Fig 2. Characterization of the sphere-forming ability and expression of CSC markers following long-term exposure to NNK and arecoline.

A. Morphological transformations under each condition through the stimulation of sphere formation by long-term alkaloid treatment were observed using a non-adhesive culture system.[26] B. C. Flow cytometric analysis showed significant overexpression (p < 0.05) of CSC representative markers, including CD24, CD44, and CD133. D. Western blot analysis also showed upregulation of Nanog, OCT4, and ALDH-1 in the three experimental groups compared with that in control cells. A prominent synergistic effect was observed in the group treated with NNK and arecoline in combination in terms of the upregulation of representative CSC markers.

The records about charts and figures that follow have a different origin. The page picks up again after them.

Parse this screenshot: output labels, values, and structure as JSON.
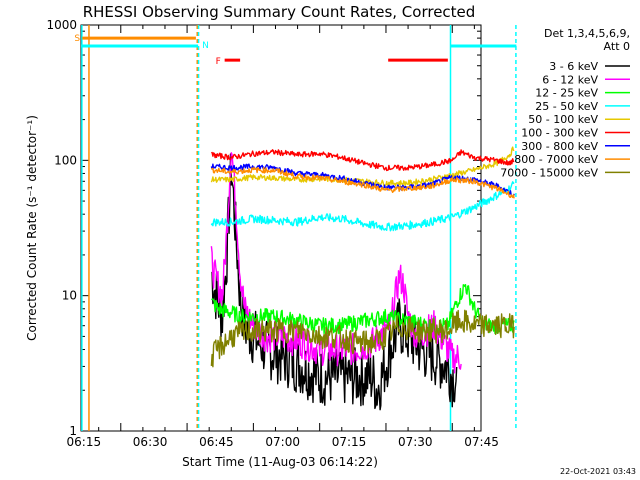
{
  "chart_data": {
    "type": "line",
    "title": "RHESSI Observing Summary Count Rates, Corrected",
    "xlabel": "Start Time (11-Aug-03 06:14:22)",
    "ylabel": "Corrected Count Rate (s⁻¹ detector⁻¹)",
    "yscale": "log",
    "ylim": [
      1,
      1000
    ],
    "xlim_minutes": [
      6.0,
      96.5
    ],
    "xticks": [
      {
        "label": "06:15",
        "t": 15
      },
      {
        "label": "06:30",
        "t": 30
      },
      {
        "label": "06:45",
        "t": 45
      },
      {
        "label": "07:00",
        "t": 60
      },
      {
        "label": "07:15",
        "t": 75
      },
      {
        "label": "07:30",
        "t": 90
      },
      {
        "label": "07:45",
        "t": 105
      }
    ],
    "yticks": [
      {
        "label": "1",
        "v": 1
      },
      {
        "label": "10",
        "v": 10
      },
      {
        "label": "100",
        "v": 100
      },
      {
        "label": "1000",
        "v": 1000
      }
    ],
    "legend": {
      "header_line1": "Det 1,3,4,5,6,9,",
      "header_line2": "Att 0",
      "placement": "outside-right"
    },
    "series": [
      {
        "name": "3 - 6 keV",
        "color": "#000000",
        "t": [
          35.5,
          36,
          37,
          38,
          39,
          40,
          41,
          42,
          43,
          45,
          48,
          52,
          56,
          60,
          64,
          68,
          72,
          73,
          74,
          76,
          78,
          80,
          83,
          86,
          89,
          90,
          91
        ],
        "values": [
          15,
          12,
          9,
          7,
          20,
          90,
          30,
          10,
          6,
          5,
          4,
          3.5,
          3,
          2.5,
          2.5,
          2.5,
          2.5,
          2,
          2.5,
          4,
          6,
          5,
          4,
          3.5,
          3,
          2.5,
          2.5
        ]
      },
      {
        "name": "6 - 12 keV",
        "color": "#ff00ff",
        "t": [
          35.5,
          36,
          37,
          38,
          39,
          40,
          41,
          42,
          43,
          45,
          48,
          52,
          56,
          60,
          64,
          68,
          72,
          76,
          78,
          79,
          80,
          82,
          86,
          89,
          90,
          91,
          92
        ],
        "values": [
          18,
          15,
          12,
          10,
          30,
          130,
          50,
          15,
          8,
          6,
          5,
          5,
          4.5,
          4,
          4,
          4,
          4.5,
          6,
          14,
          12,
          7,
          5,
          6,
          4,
          3.5,
          3.5,
          3.5
        ]
      },
      {
        "name": "12 - 25 keV",
        "color": "#00ff00",
        "t": [
          35.5,
          37,
          40,
          42,
          45,
          50,
          55,
          60,
          65,
          70,
          75,
          80,
          85,
          89,
          91,
          93,
          95,
          97,
          100,
          103,
          104
        ],
        "values": [
          9,
          8,
          7.5,
          7,
          7,
          7,
          6.5,
          6,
          6,
          6.5,
          7,
          6.5,
          6,
          6,
          9,
          12,
          8,
          6,
          6,
          6,
          6
        ]
      },
      {
        "name": "25 - 50 keV",
        "color": "#00ffff",
        "t": [
          35.5,
          40,
          45,
          50,
          55,
          60,
          65,
          70,
          75,
          80,
          85,
          90,
          95,
          100,
          103,
          104
        ],
        "values": [
          35,
          35,
          37,
          36,
          35,
          38,
          37,
          34,
          32,
          33,
          35,
          38,
          45,
          55,
          62,
          68
        ]
      },
      {
        "name": "50 - 100 keV",
        "color": "#e6c800",
        "t": [
          35.5,
          40,
          45,
          50,
          55,
          60,
          65,
          70,
          75,
          80,
          85,
          90,
          95,
          100,
          103,
          104
        ],
        "values": [
          72,
          72,
          75,
          74,
          72,
          73,
          72,
          70,
          68,
          68,
          72,
          78,
          85,
          95,
          110,
          125
        ]
      },
      {
        "name": "100 - 300 keV",
        "color": "#ff0000",
        "t": [
          35.5,
          40,
          45,
          50,
          55,
          60,
          65,
          70,
          75,
          80,
          85,
          90,
          92,
          95,
          100,
          103,
          104
        ],
        "values": [
          110,
          105,
          112,
          115,
          110,
          112,
          105,
          95,
          88,
          88,
          92,
          100,
          115,
          105,
          100,
          95,
          100
        ]
      },
      {
        "name": "300 - 800 keV",
        "color": "#0000ff",
        "t": [
          35.5,
          40,
          45,
          50,
          55,
          60,
          65,
          70,
          75,
          80,
          85,
          90,
          95,
          100,
          103,
          104
        ],
        "values": [
          90,
          88,
          90,
          88,
          80,
          78,
          74,
          68,
          63,
          63,
          66,
          75,
          72,
          65,
          58,
          55
        ]
      },
      {
        "name": "800 - 7000 keV",
        "color": "#ff8c00",
        "t": [
          35.5,
          40,
          45,
          50,
          55,
          60,
          65,
          70,
          75,
          80,
          85,
          90,
          95,
          100,
          103,
          104
        ],
        "values": [
          85,
          82,
          85,
          84,
          76,
          74,
          70,
          66,
          60,
          62,
          64,
          72,
          70,
          62,
          56,
          53
        ]
      },
      {
        "name": "7000 - 15000 keV",
        "color": "#808000",
        "t": [
          35.5,
          37,
          40,
          44,
          48,
          52,
          56,
          60,
          64,
          68,
          72,
          75,
          78,
          82,
          86,
          89,
          90,
          92,
          95,
          100,
          104
        ],
        "values": [
          3.5,
          4,
          5,
          5.5,
          5.5,
          5.5,
          5.5,
          5,
          5,
          4.5,
          4.5,
          5,
          6,
          5.5,
          5.5,
          5.5,
          6,
          6.5,
          6,
          6,
          6
        ]
      }
    ],
    "annotations": {
      "saa": {
        "label": "S",
        "color": "#ff8c00",
        "t_start": 6.3,
        "t_end": 32.0,
        "level": 800
      },
      "night": {
        "label": "N",
        "color": "#00ffff",
        "t_start": 6.0,
        "t_end": 32.5,
        "level": 700
      },
      "night2": {
        "color": "#00ffff",
        "t_start": 89.5,
        "t_end": 104.5,
        "level": 700
      },
      "flare": {
        "label": "F",
        "color": "#ff0000",
        "segments": [
          [
            38.5,
            42.0
          ],
          [
            75.5,
            89.0
          ]
        ],
        "level": 550
      },
      "vlines": [
        {
          "t": 6.2,
          "color": "#00ffff",
          "dashed": false
        },
        {
          "t": 7.8,
          "color": "#ff8c00",
          "dashed": false
        },
        {
          "t": 32.3,
          "color": "#ff8c00",
          "dashed": true
        },
        {
          "t": 32.6,
          "color": "#00ffff",
          "dashed": true
        },
        {
          "t": 89.6,
          "color": "#00ffff",
          "dashed": false
        },
        {
          "t": 104.4,
          "color": "#00ffff",
          "dashed": true
        }
      ]
    },
    "footer_date": "22-Oct-2021 03:43"
  }
}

Fig 3. Comparison of drug resistance and drug resistance-related gene products following exposure to NNK and arecoline.

A. Drug sensitivity after treatment with different doses of Cis for 24 h revealed marked differences between long-term alkaloid-treated cells and parental cells. Drug resistance was higher in long-term alkaloid-treated cells than in the parental cells (p < 0.05). B. Western blot analysis showed upregulation of the drug-resistance-related proteins ABCG2 and MDR-1. Alkaloid treatment upregulated both the MDR1 and ABCG2 gene products, suggesting that long-term exposure to NNK and arecoline caused greater resistance to Cis than that in untreated, parental cells. A synergistic effect was also found in the group exposed to combination treatment with NNK and arecoline, as this group exhibited more sensitivity than the other two experimental groups (p < 0.05).

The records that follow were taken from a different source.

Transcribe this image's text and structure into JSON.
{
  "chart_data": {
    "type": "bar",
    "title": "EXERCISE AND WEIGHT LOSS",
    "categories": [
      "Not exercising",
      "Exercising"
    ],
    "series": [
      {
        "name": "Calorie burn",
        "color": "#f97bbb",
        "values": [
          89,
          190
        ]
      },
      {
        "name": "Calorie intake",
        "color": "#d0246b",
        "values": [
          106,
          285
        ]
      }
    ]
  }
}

Fig 4. Characterization of the anti-apoptotic ability following long-term exposure to NNK and arecoline.

A. Apoptosis analysis via annexin V staining showed that long-term alkaloid treatment attenuated apoptotic activity in both cell lines (p < 0.05). B. Western blot analysis demonstrated that treated cells displayed anti-apoptotic properties, such as increased Bcl-2 expression and downregulation of apoptotic-related proteins, including Bax, Cl-caspase-3, and Cl-PARP.

Fig 5. Induction and activation of EGFR effector molecules (other than α7-nAChR and β-AR) following long-term exposure to NNK and arecoline. EGFR was critical for the proliferation of HNSCC cells induced by long-term NNK and arecoline treatment.

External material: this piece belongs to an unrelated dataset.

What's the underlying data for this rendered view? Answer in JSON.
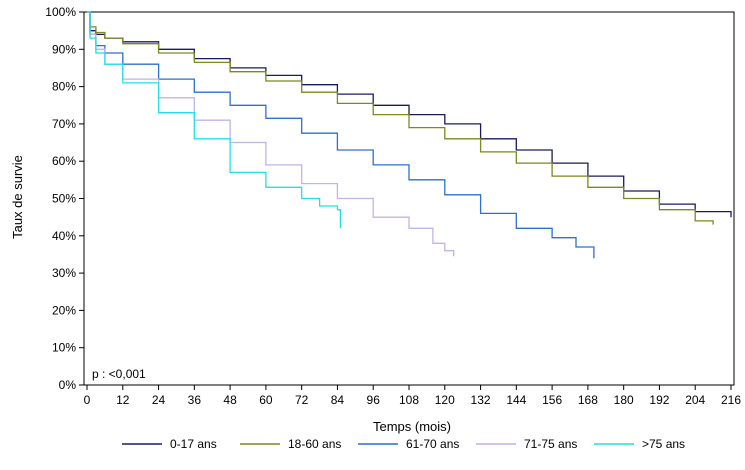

A. The alkaloid receptors EGFR, α7-nAChR, and β-AR were detected by western blotting. However, following long-term exposure to NNK and arecoline, HNSCC cells strongly expressed EGFR, but not α7-nAChR and β-AR. B. Treatment with an anti-EGFR antibody downregulated EGFR signaling after long-term NNK, arecoline, and combined NNK and arecoline treatments. Western blot analysis showed that NNK and arecoline induced p-AkT and NFκB in SCC25 and FaDu cells, which was diminished in the presence of the anti-EGFR antibody.

Fig 6. Proposed model to illustrate NNK- and arecoline-mediated EGFR/AKT/NFκB signal activation resulting in enhanced anti-apoptosis, EMT, and tumor progression in HNSCC cells.

A. Long-term exposure to NNK and arecoline synergistically increased anti-apoptotic activity via the EGFR/AKT pathway. B. Such exposure also synchronized the induction of the EMT phenomenon with morphological alterations via NFκB/Snail signaling, ultimately leading to tumor progression, drug resistance, and stemness.